Because someone would ultimately need to be in charge and lend a lens of journalistic scrutiny to generated content, she would anticipate the introduction of AI editor roles.

The positive scenario for the news industry is outlined by Gow: According to her, we’ll see more automation of utility content, like weather reports and match reports in sports, and we’ll also see AI used for greater accessibility — so transcription or translation services, or text to audio.”

She demands “real-world workable benefits for a newsroom, not doing shiny stuff for the sake of it”.

Are there any benefits in this for someone like me who isn’t particularly tech-savvy?

Businesses’ legal and human resources may be ripe for AI, according to some speculation. Gow is one among many who holds a contrary opinion, arguing that AI may need to do the exact opposite.

Businesses will require larger teams to handle the numerous challenging issues that will need to be addressed in the courts, in parliament, with unions, and elsewhere, she says, on topics ranging from copyright law to employment law and beyond.

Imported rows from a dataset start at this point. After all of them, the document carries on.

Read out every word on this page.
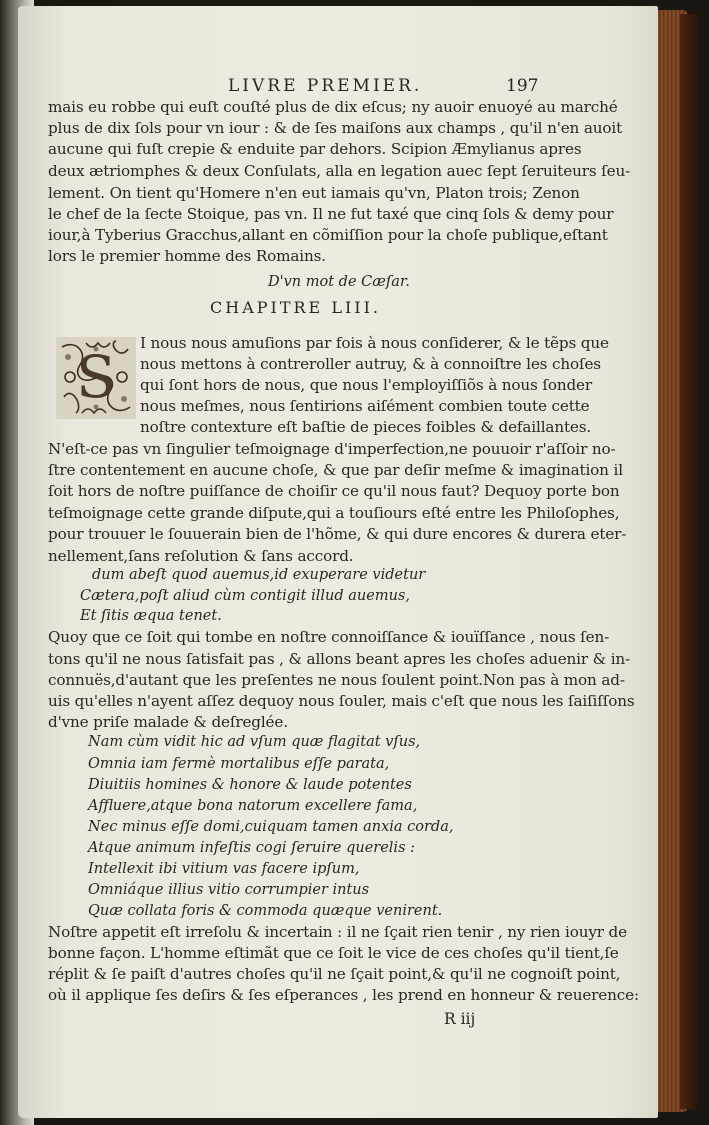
LIVRE PREMIER.	197
mais eu robbe qui euſt couſté plus de dix eſcus; ny auoir enuoyé au marché
plus de dix ſols pour vn iour : & de ſes maiſons aux champs , qu'il n'en auoit
aucune qui fuſt crepie & enduite par dehors. Scipion Æmylianus apres
deux ætriomphes & deux Conſulats, alla en legation auec ſept ſeruiteurs ſeu-
lement. On tient qu'Homere n'en eut iamais qu'vn, Platon trois; Zenon
le chef de la ſecte Stoique, pas vn. Il ne fut taxé que cinq ſols & demy pour
iour,à Tyberius Gracchus,allant en cõmiſſion pour la choſe publique,eſtant
lors le premier homme des Romains.
D'vn mot de Cæſar.
CHAPITRE LIII.
S I nous nous amuſions par fois à nous conſiderer, & le tẽps que
nous mettons à contreroller autruy, & à connoiſtre les choſes
qui ſont hors de nous, que nous l'employiſſiõs à nous ſonder
nous meſmes, nous ſentirions aiſément combien toute cette
noſtre contexture eſt baſtie de pieces foibles & defaillantes.
N'eſt-ce pas vn ſingulier teſmoignage d'imperfection,ne pouuoir r'aſſoir no-
ſtre contentement en aucune choſe, & que par deſir meſme & imagination il
ſoit hors de noſtre puiſſance de choiſir ce qu'il nous faut? Dequoy porte bon
teſmoignage cette grande diſpute,qui a touſiours eſté entre les Philoſophes,
pour trouuer le ſouuerain bien de l'hõme, & qui dure encores & durera eter-
nellement,ſans reſolution & ſans accord.
dum abeſt quod auemus,id exuperare videtur
Cætera,poſt aliud cùm contigit illud auemus,
Et ſitis æqua tenet.
Quoy que ce ſoit qui tombe en noſtre connoiſſance & iouïſſance , nous ſen-
tons qu'il ne nous ſatisfait pas , & allons beant apres les choſes aduenir & in-
connuës,d'autant que les preſentes ne nous ſoulent point.Non pas à mon ad-
uis qu'elles n'ayent aſſez dequoy nous ſouler, mais c'eſt que nous les ſaiſiſſons
d'vne priſe malade & deſreglée.
Nam cùm vidit hic ad vſum quæ flagitat vſus,
Omnia iam fermè mortalibus eſſe parata,
Diuitiis homines & honore & laude potentes
Affluere,atque bona natorum excellere fama,
Nec minus eſſe domi,cuiquam tamen anxia corda,
Atque animum infeſtis cogi ſeruire querelis :
Intellexit ibi vitium vas facere ipſum,
Omniáque illius vitio corrumpier intus
Quæ collata foris & commoda quæque venirent.
Noſtre appetit eſt irreſolu & incertain : il ne ſçait rien tenir , ny rien iouyr de
bonne façon. L'homme eſtimãt que ce ſoit le vice de ces choſes qu'il tient,ſe
réplit & ſe paiſt d'autres choſes qu'il ne ſçait point,& qu'il ne cognoiſt point,
où il applique ſes deſirs & ſes eſperances , les prend en honneur & reuerence:
R iij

According to Gow, the HR and legal divisions will grow to include more expertise or hire external experts on a contract basis. This will give rise to a completely new set of complaints.

Perhaps there is also hope for jobs that require a human touch. Having real human customer care representatives might become a sign of quality, comparable to how some businesses moved their call centers back to the UK as a sign of premium quality. The value of supposedly “soft skills” and service skills may rise as a result.

Whatever changes AI brings to the workplace, the people who develop the technology may not always come out on top.